1526 yılında, vefat eden meşhur Şeyhülislâm, Zenbilli Ali Cemâlî Efendi'nin yerine, İbn-i Kemâl getirilir ve vefatına kadar (1534) Şeyhülislâmlık yapar. Bu görevi esnasında, fikir ve kalemiyle Ehl-i Sünnet akîdesini korumak için çalışır. Sapık fırkaların toplumda yayılmasına engel olur. Verdiği fetvalarla "hulûl" fikrini yaymaya çalışan ve Mehdilik iddiasında bulunan bazı gruplarla mücadele eder. Yazdığı eserlerle ve Kanunî'nin huzurunda yapılan münazarada, Hz. İsa'nın (as) Hz Muhammed'den (sallallahu aleyhi ve sellem) üstün olduğunu iddia eden ve fikirlerini yayarak fitne ocaklarını tutuşturan, İran asıllı Molla Kâbız'ın iddialarını çürütür. Şiilik ve Rafîzîlikle çok etkili bir şekilde mücadele eder.
Devletin bütünlüğü onun için çok mühimdir. Bunu kim sağlayacaksa ona destek verir. 2. Bayezid'in çocukları arasında Yavuz'u desteklemesi ve Safevî tehlikesini çok önemsemesi, bölücülüğe ve tefrika çıkaranlara karşı kararlı tutumu bundandır.
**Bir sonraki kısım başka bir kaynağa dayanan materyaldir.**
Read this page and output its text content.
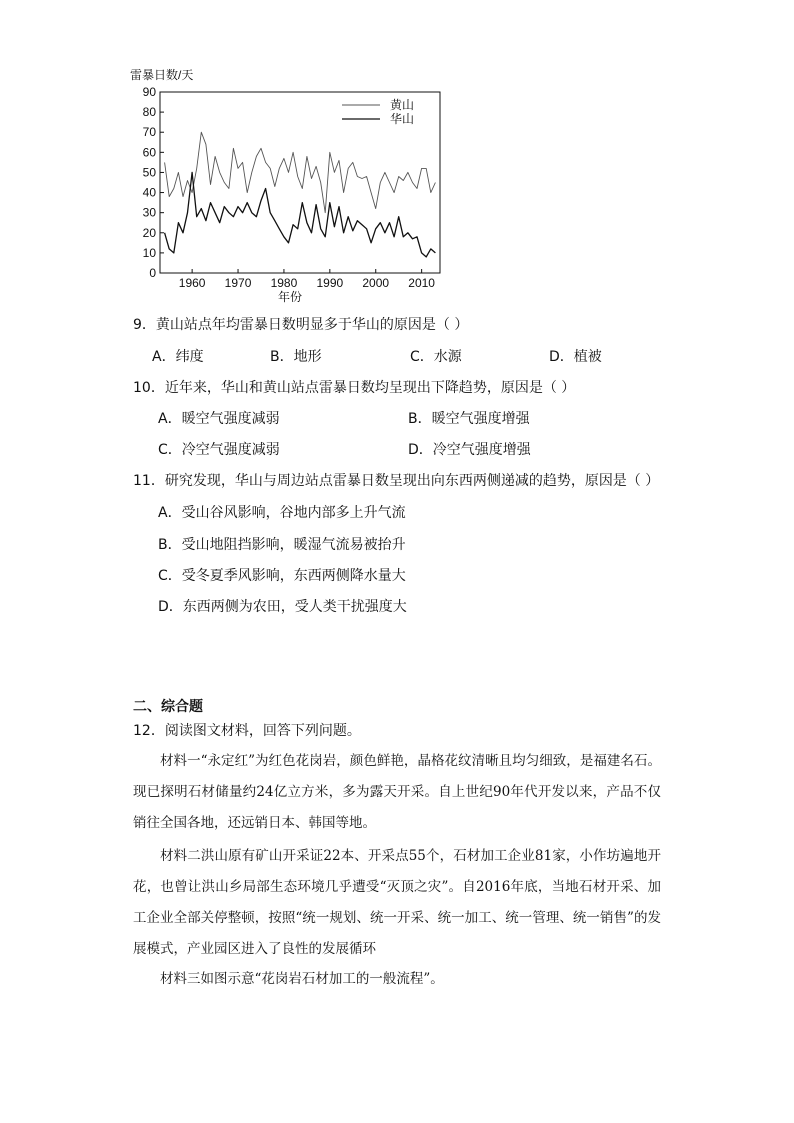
雷暴日数/天
0
10
20
30
40
50
60
70
80
90
1960 1970 1980 1990 2000 2010
年份
黄山
华山
9．黄山站点年均雷暴日数明显多于华山的原因是（ ）
A．纬度	B．地形	C．水源	D．植被
10．近年来，华山和黄山站点雷暴日数均呈现出下降趋势，原因是（ ）
A．暖空气强度减弱	B．暖空气强度增强
C．冷空气强度减弱	D．冷空气强度增强
11．研究发现，华山与周边站点雷暴日数呈现出向东西两侧递减的趋势，原因是（ ）
A．受山谷风影响，谷地内部多上升气流
B．受山地阻挡影响，暖湿气流易被抬升
C．受冬夏季风影响，东西两侧降水量大
D．东西两侧为农田，受人类干扰强度大
二、综合题
12．阅读图文材料，回答下列问题。
材料一“永定红”为红色花岗岩，颜色鲜艳，晶格花纹清晰且均匀细致，是福建名石。现已探明石材储量约24亿立方米，多为露天开采。自上世纪90年代开发以来，产品不仅销往全国各地，还远销日本、韩国等地。
材料二洪山原有矿山开采证22本、开采点55个，石材加工企业81家，小作坊遍地开花，也曾让洪山乡局部生态环境几乎遭受“灭顶之灾”。自2016年底，当地石材开采、加工企业全部关停整顿，按照“统一规划、统一开采、统一加工、统一管理、统一销售”的发展模式，产业园区进入了良性的发展循环
材料三如图示意“花岗岩石材加工的一般流程”。
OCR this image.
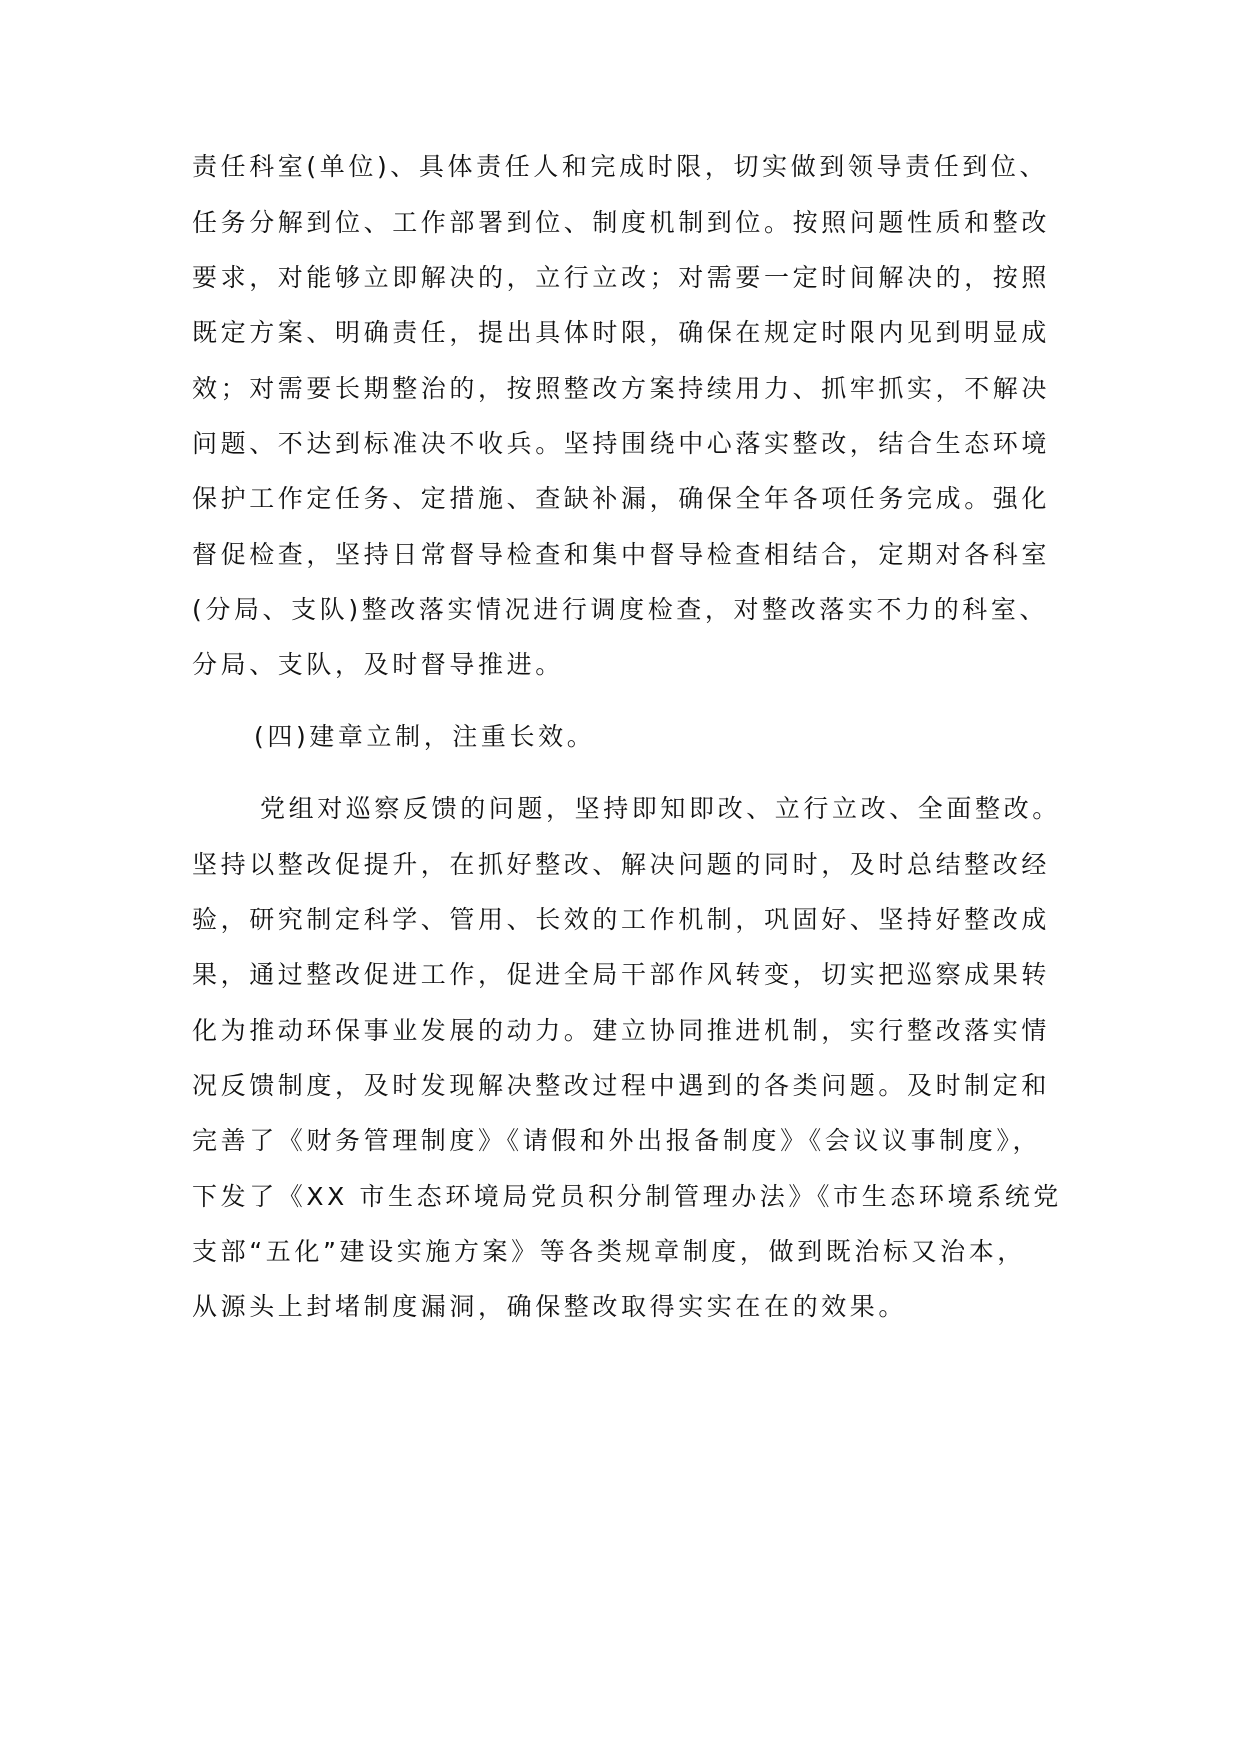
责任科室(单位)、具体责任人和完成时限，切实做到领导责任到位、
任务分解到位、工作部署到位、制度机制到位。按照问题性质和整改
要求，对能够立即解决的，立行立改；对需要一定时间解决的，按照
既定方案、明确责任，提出具体时限，确保在规定时限内见到明显成
效；对需要长期整治的，按照整改方案持续用力、抓牢抓实，不解决
问题、不达到标准决不收兵。坚持围绕中心落实整改，结合生态环境
保护工作定任务、定措施、查缺补漏，确保全年各项任务完成。强化
督促检查，坚持日常督导检查和集中督导检查相结合，定期对各科室
(分局、支队)整改落实情况进行调度检查，对整改落实不力的科室、
分局、支队，及时督导推进。
(四)建章立制，注重长效。
党组对巡察反馈的问题，坚持即知即改、立行立改、全面整改。
坚持以整改促提升，在抓好整改、解决问题的同时，及时总结整改经
验，研究制定科学、管用、长效的工作机制，巩固好、坚持好整改成
果，通过整改促进工作，促进全局干部作风转变，切实把巡察成果转
化为推动环保事业发展的动力。建立协同推进机制，实行整改落实情
况反馈制度，及时发现解决整改过程中遇到的各类问题。及时制定和
完善了《财务管理制度》《请假和外出报备制度》《会议议事制度》，
下发了《XX 市生态环境局党员积分制管理办法》《市生态环境系统党
支部“五化”建设实施方案》等各类规章制度，做到既治标又治本，
从源头上封堵制度漏洞，确保整改取得实实在在的效果。
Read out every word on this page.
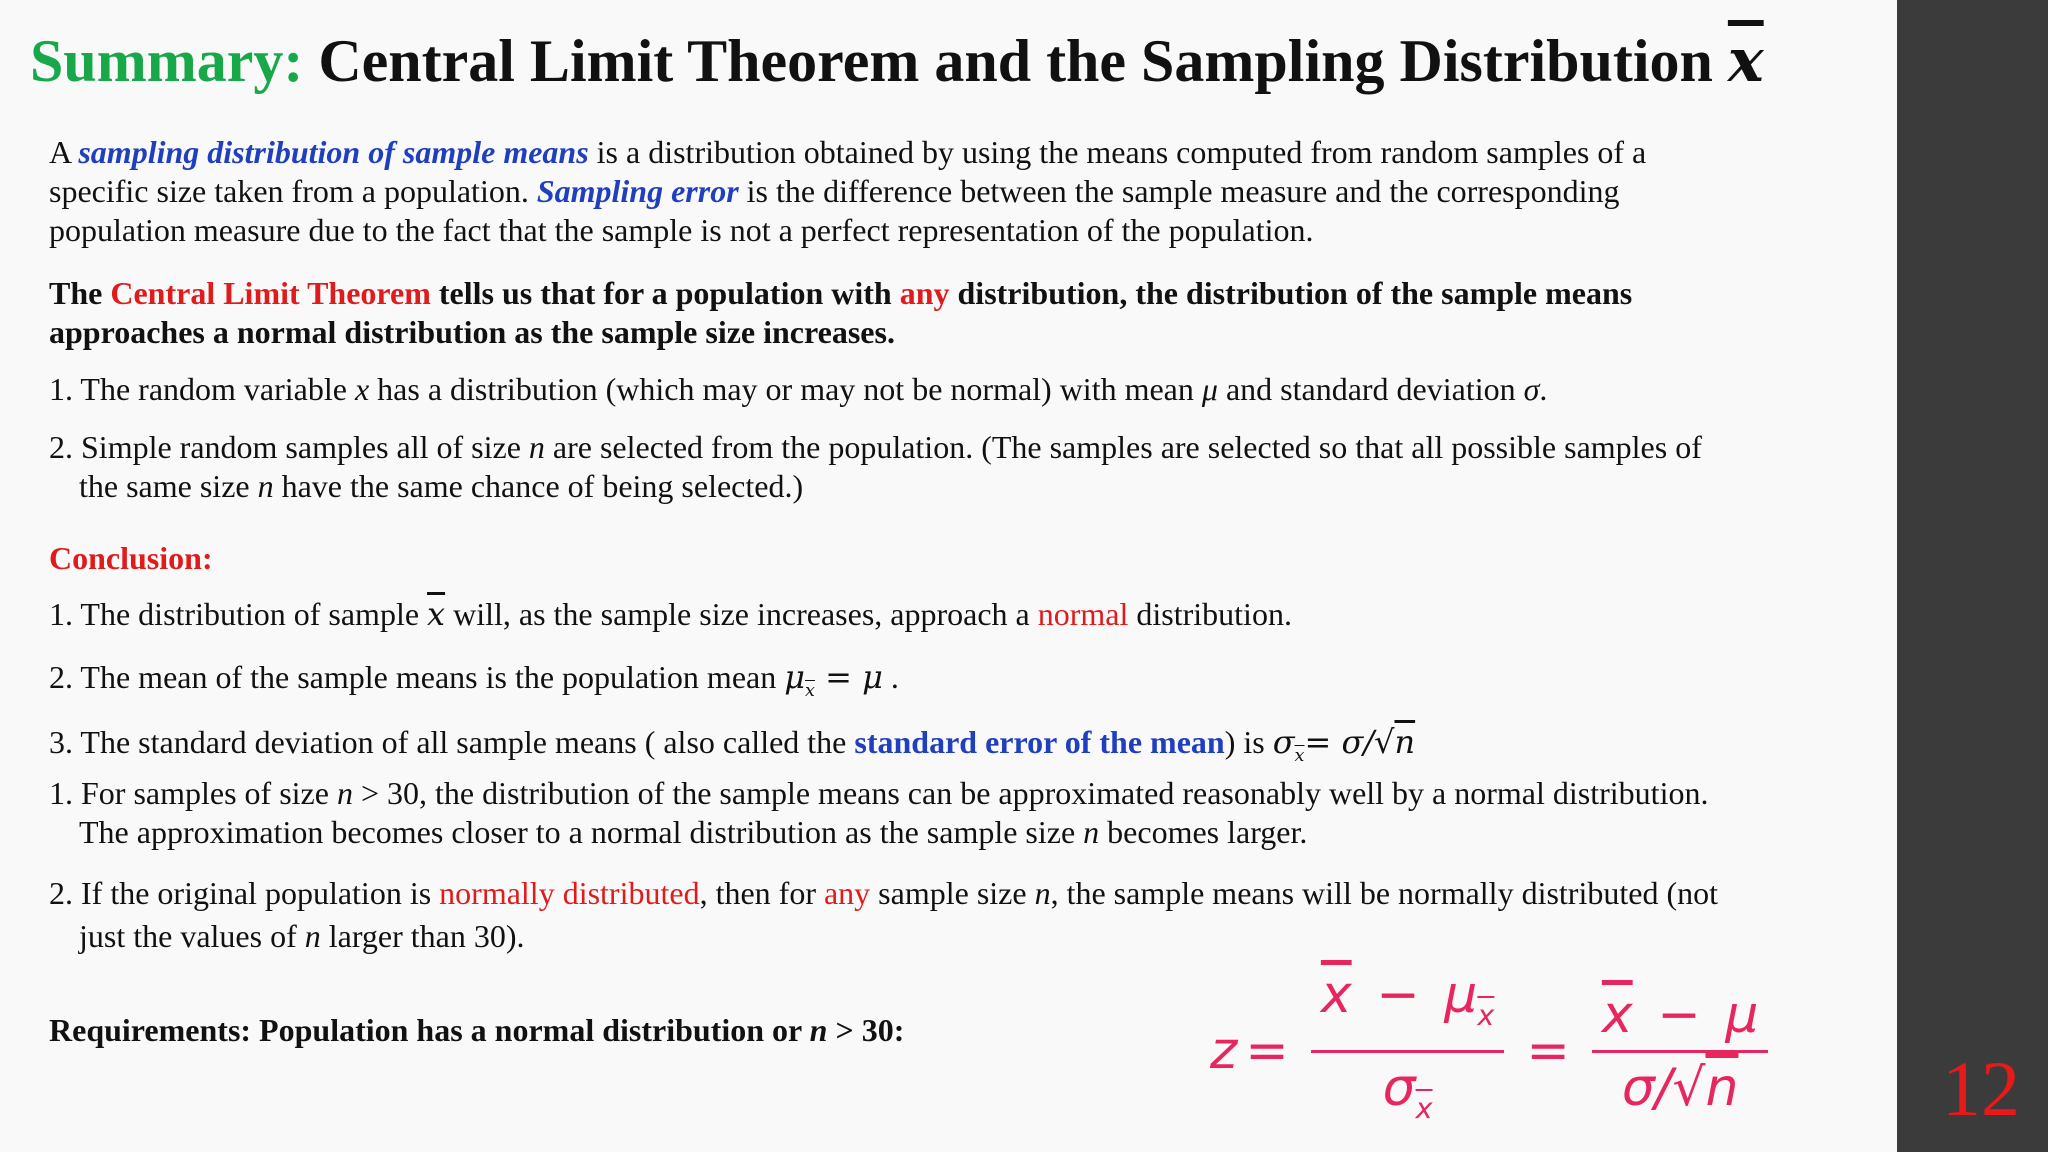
Summary: Central Limit Theorem and the Sampling Distribution x

A sampling distribution of sample means is a distribution obtained by using the means computed from random samples of a

specific size taken from a population. Sampling error is the difference between the sample measure and the corresponding

population measure due to the fact that the sample is not a perfect representation of the population.

The Central Limit Theorem tells us that for a population with any distribution, the distribution of the sample means

approaches a normal distribution as the sample size increases.

1. The random variable x has a distribution (which may or may not be normal) with mean μ and standard deviation σ.

2. Simple random samples all of size n are selected from the population. (The samples are selected so that all possible samples of

the same size n have the same chance of being selected.)

Conclusion:

1. The distribution of sample $\overline{x}$ will, as the sample size increases, approach a normal distribution.

2. The mean of the sample means is the population mean $\mu_{\overline{x}} = \mu$ .

3. The standard deviation of all sample means ( also called the standard error of the mean) is $\sigma_{\overline{x}}= \sigma/√n$

1. For samples of size n > 30, the distribution of the sample means can be approximated reasonably well by a normal distribution.

The approximation becomes closer to a normal distribution as the sample size n becomes larger.

2. If the original population is normally distributed, then for any sample size n, the sample means will be normally distributed (not

just the values of n larger than 30).

Requirements: Population has a normal distribution or n > 30:	$z = \frac{\overline{x} - \mu_{\overline{x}}}{\sigma_{\overline{x}}} = \frac{\overline{x} - \mu}{\sigma/√n} 12$
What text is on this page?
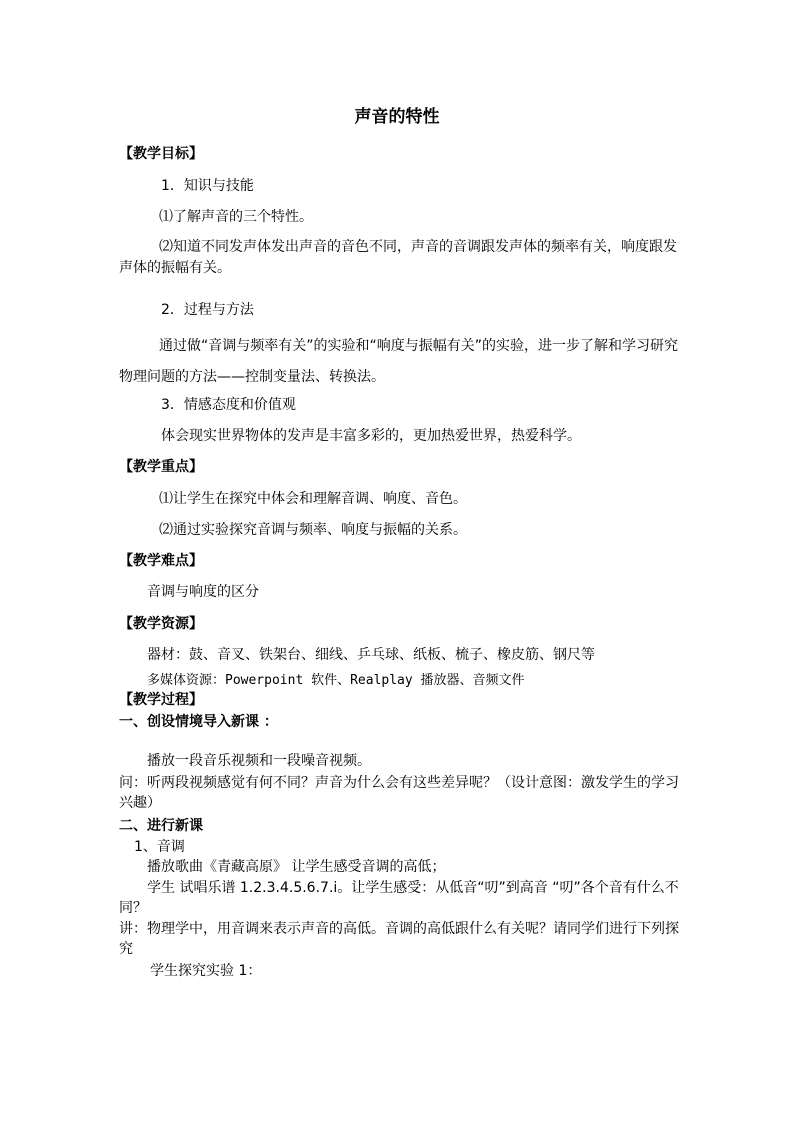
声音的特性

【教学目标】

1．知识与技能

⑴了解声音的三个特性。

⑵知道不同发声体发出声音的音色不同，声音的音调跟发声体的频率有关，响度跟发声体的振幅有关。

2．过程与方法

通过做“音调与频率有关”的实验和“响度与振幅有关”的实验，进一步了解和学习研究物理问题的方法——控制变量法、转换法。

3．情感态度和价值观

体会现实世界物体的发声是丰富多彩的，更加热爱世界，热爱科学。

【教学重点】

⑴让学生在探究中体会和理解音调、响度、音色。

⑵通过实验探究音调与频率、响度与振幅的关系。

【教学难点】

音调与响度的区分

【教学资源】

器材：鼓、音叉、铁架台、细线、乒乓球、纸板、梳子、橡皮筋、钢尺等

多媒体资源：Powerpoint 软件、Realplay 播放器、音频文件

【教学过程】

一、创设情境导入新课 ：

播放一段音乐视频和一段噪音视频。

问：听两段视频感觉有何不同？声音为什么会有这些差异呢？（设计意图：激发学生的学习兴趣）

二、进行新课

1、音调

播放歌曲《青藏高原》 让学生感受音调的高低；

学生 试唱乐谱 1.2.3.4.5.6.7.i。让学生感受：从低音“叨”到高音 “叨”各个音有什么不同？

讲：物理学中，用音调来表示声音的高低。音调的高低跟什么有关呢？请同学们进行下列探究

学生探究实验 1：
İbn-i Kemâl, Osmanlı Devleti'nde kanunnamelerin çıkmasında ve devlet teşkilâtının yerleşmesinde etkili olmuş, böylece tarihin seyrine tesir etmiş bir şahsiyettir. Kin tutmayan, hoşsohbet ve nüktedan bir kişiliğe sahiptir. Kaynaklar onun için: "Hoş-gû, derya-dil, mütevazı, âlicenab, hazır cevab idi." demektedir. Yapmacık davranışları, riyakârlığı hiç sevmeyen; insanlara üstten bakmayı çirkin gören bir mizacı vardır.
Talebeleri
Onun en büyük eserleri şüphesiz yetiştirdiği büyük âlimlerdir. Pek çok âlimin yetişmesine vesile olduğundan ve ilmî kudretinden ötürü ona "Muallim-i evvel" denilmiştir. Talebesi Ebussud'a da "Muallim-i sani". Birçok ilme olan vukufunu eserleriyle ispatlayan müellifimiz, devrinde Osmanlı ilim ve kültür hayatının en mühim temsilcilerindendir. Daha genç yaşlarında o, Taftazânî ve Cürcânî gibi devasa âlimlerle mukayese edilmiştir. Onun kendinden önceki ulemayı unutturduğu ve ilmin kaidesini, çöktükten sonra tekrar diktiği söylenmiştir. Muasırı pek çok âlimin, içinden çıkmakta zorlandıkları meselelerde ona müracaat ettikleri ve eserlerini ona tashih ettirdikleri bilinmektedir.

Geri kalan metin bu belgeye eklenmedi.